De retour à Charmes, l'époque avançant, la maison nous accueillait dans la splendeur colorée de ses feuillages en agonie.

23 octobre 2015 (5)

Posté par Henri_Pierre à 18:54 - Commentaires [9] - Permalien [#]

Commentaires

    Inlassablement

    Tu nous fais feuilleter l'automne en ses flamboiements, ses vestiges moussus et ce point de broderie que je ne connaissais pas. On ne brode plus de nos jours ....

    Posté par Marie, mardi 3 novembre 2015 à 19:55
  • @ Marie : On ne brode plus, certes, ou bien disons que l'on brode peu. Pour moi, par incapacité de détachement et assuétude à la seule permanence qui soit, celle des cycles rien ne m'émeut plus que ces "éternels retours". Merci ma fidèle Marie d'avoir poussé tes pas jusques ici.

    Posté par Henri-Pierre, mercredi 4 novembre 2015 à 08:31
  • Outre tes mots toujours inégalables, je retiens cette avant-dernière photo qui m'intrigue (et dont je ne veux rien savoir de plus tant sa poésie et son mystère sont sidérants)... Un oiseau sur un éclat... un oiseau précieux jailli de nulle part, suspendu au souvenir brumeux d'un verre gravé... Une photo que j'aurais aimé avoir faite... Bises mon ami, là où tu es...

    Posté par eva, jeudi 5 novembre 2015 à 10:43
  • Mais que j'aime la musique de tes mots, le rythme de tes phrases !
    Tes photos sont toujours une invitation au voyage, mais cette fois j'ai un faible pour le profil parfait de la belle flûtiste aux plumes rouges.
    T'embrasse affectueusement.

    Posté par laura, jeudi 5 novembre 2015 à 16:54
  • @ Eva : Il y avait en fait trois vestiges de vitres de verre gravé, seule celle-ci m'avait permis de superposer en palimpseste la figuration et la nature vraie. Bises de Marrakech, Eva.
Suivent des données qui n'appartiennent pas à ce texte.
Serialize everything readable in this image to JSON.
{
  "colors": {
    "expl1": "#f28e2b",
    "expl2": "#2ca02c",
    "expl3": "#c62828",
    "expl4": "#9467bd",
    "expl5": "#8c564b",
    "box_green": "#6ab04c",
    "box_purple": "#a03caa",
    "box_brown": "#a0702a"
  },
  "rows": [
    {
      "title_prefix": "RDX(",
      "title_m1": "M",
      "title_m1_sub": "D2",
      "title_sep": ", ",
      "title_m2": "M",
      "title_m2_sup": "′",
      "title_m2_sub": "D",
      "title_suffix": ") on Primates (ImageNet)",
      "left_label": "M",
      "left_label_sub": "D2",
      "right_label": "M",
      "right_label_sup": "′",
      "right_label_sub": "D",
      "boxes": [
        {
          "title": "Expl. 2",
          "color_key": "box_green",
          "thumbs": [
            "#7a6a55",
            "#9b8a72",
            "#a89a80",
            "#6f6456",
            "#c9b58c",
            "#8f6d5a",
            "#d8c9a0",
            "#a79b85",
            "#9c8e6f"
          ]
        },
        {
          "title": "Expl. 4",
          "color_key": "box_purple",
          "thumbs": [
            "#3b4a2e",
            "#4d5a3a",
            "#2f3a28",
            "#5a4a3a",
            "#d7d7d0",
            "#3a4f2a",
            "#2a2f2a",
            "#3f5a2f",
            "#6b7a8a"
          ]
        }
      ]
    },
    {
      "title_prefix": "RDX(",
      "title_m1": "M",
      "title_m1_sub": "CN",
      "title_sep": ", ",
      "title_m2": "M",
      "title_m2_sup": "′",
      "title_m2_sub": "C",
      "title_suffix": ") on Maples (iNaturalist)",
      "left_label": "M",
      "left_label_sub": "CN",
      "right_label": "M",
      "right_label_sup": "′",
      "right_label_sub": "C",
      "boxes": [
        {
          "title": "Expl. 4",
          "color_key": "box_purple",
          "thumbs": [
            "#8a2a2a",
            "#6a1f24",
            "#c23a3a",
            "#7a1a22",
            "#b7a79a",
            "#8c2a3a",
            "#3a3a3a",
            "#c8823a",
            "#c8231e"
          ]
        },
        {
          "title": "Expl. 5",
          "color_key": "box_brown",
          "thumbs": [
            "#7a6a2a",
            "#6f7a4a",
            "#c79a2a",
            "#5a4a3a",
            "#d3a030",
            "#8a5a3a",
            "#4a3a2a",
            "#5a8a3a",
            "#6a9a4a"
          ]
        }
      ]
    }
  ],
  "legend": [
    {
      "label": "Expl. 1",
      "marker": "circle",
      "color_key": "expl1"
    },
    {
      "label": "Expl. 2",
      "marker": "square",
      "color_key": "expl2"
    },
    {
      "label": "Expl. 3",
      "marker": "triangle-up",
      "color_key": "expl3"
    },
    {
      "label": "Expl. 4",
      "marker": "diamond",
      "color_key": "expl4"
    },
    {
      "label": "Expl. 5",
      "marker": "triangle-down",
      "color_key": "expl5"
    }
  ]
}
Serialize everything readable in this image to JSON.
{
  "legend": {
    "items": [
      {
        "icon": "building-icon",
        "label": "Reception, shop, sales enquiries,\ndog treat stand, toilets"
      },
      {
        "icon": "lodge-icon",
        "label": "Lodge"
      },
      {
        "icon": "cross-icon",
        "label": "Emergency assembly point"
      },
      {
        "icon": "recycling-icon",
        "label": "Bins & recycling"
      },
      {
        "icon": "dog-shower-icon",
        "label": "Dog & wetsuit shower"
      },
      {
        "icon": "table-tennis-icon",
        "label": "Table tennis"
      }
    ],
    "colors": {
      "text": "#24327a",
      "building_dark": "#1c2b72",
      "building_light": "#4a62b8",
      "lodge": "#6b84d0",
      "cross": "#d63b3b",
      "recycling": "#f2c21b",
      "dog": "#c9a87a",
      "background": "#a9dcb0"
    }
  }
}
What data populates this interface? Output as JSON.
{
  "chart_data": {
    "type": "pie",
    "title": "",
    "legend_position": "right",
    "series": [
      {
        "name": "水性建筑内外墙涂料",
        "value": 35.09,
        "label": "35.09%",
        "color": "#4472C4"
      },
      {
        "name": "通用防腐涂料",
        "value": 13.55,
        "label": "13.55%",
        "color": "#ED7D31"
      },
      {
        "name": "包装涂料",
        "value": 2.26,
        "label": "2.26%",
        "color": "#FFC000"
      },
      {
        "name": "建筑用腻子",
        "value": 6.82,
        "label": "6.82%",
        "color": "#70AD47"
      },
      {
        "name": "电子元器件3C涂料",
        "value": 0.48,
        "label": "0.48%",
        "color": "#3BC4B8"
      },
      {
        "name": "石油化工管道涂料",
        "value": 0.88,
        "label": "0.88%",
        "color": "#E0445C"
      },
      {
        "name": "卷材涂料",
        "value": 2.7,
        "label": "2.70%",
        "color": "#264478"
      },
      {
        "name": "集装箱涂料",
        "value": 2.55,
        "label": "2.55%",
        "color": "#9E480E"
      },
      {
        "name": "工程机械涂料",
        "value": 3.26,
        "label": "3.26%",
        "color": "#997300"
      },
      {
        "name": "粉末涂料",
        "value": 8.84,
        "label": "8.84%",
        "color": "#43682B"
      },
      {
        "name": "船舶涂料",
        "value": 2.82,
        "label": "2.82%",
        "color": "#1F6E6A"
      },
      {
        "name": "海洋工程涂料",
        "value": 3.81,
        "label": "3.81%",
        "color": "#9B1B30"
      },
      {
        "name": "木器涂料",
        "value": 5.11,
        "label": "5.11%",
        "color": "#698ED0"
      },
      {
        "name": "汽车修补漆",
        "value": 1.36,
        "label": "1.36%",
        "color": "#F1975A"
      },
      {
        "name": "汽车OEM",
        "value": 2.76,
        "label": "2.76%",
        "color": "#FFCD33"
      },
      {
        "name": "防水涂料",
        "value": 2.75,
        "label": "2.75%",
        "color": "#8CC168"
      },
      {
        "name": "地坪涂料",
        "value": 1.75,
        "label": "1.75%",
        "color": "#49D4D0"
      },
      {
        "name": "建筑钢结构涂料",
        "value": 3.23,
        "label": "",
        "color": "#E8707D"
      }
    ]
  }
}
    Posté par Henri-Pierre, vendredi 6 novembre 2015 à 08:32
  • @ Eva : La flûtiste est ma nièce Ninon et elle allie grâce et beauté, j'ose le dire. Baci mile Carissima

    Posté par Henri-Pierre, vendredi 6 novembre 2015 à 08:34
  • cet automne

    j'étais à paris avant...
    paris avait cet air de fête
    paris couvert de feuilles rousses
    j'aime trainer mes pieds dans les feuilles
    paris cet automne était paris
    puis il y a eut le 13, un vendredi sinistre
    triste mémoire
    mais paris reste paris
    cher à mon cœur
    paris toujours debout

    tendresse chaleuse

    Posté par jeanne, samedi 12 décembre 2015 à 09:34
  • chaleureuse !!!

    Posté par jeanne, samedi 12 décembre 2015 à 09:35
  • @ Jeanne : Paris défie l'horreur avec superbe. Paris n'a pas peur. Et moi je te remercie de ta visite ici.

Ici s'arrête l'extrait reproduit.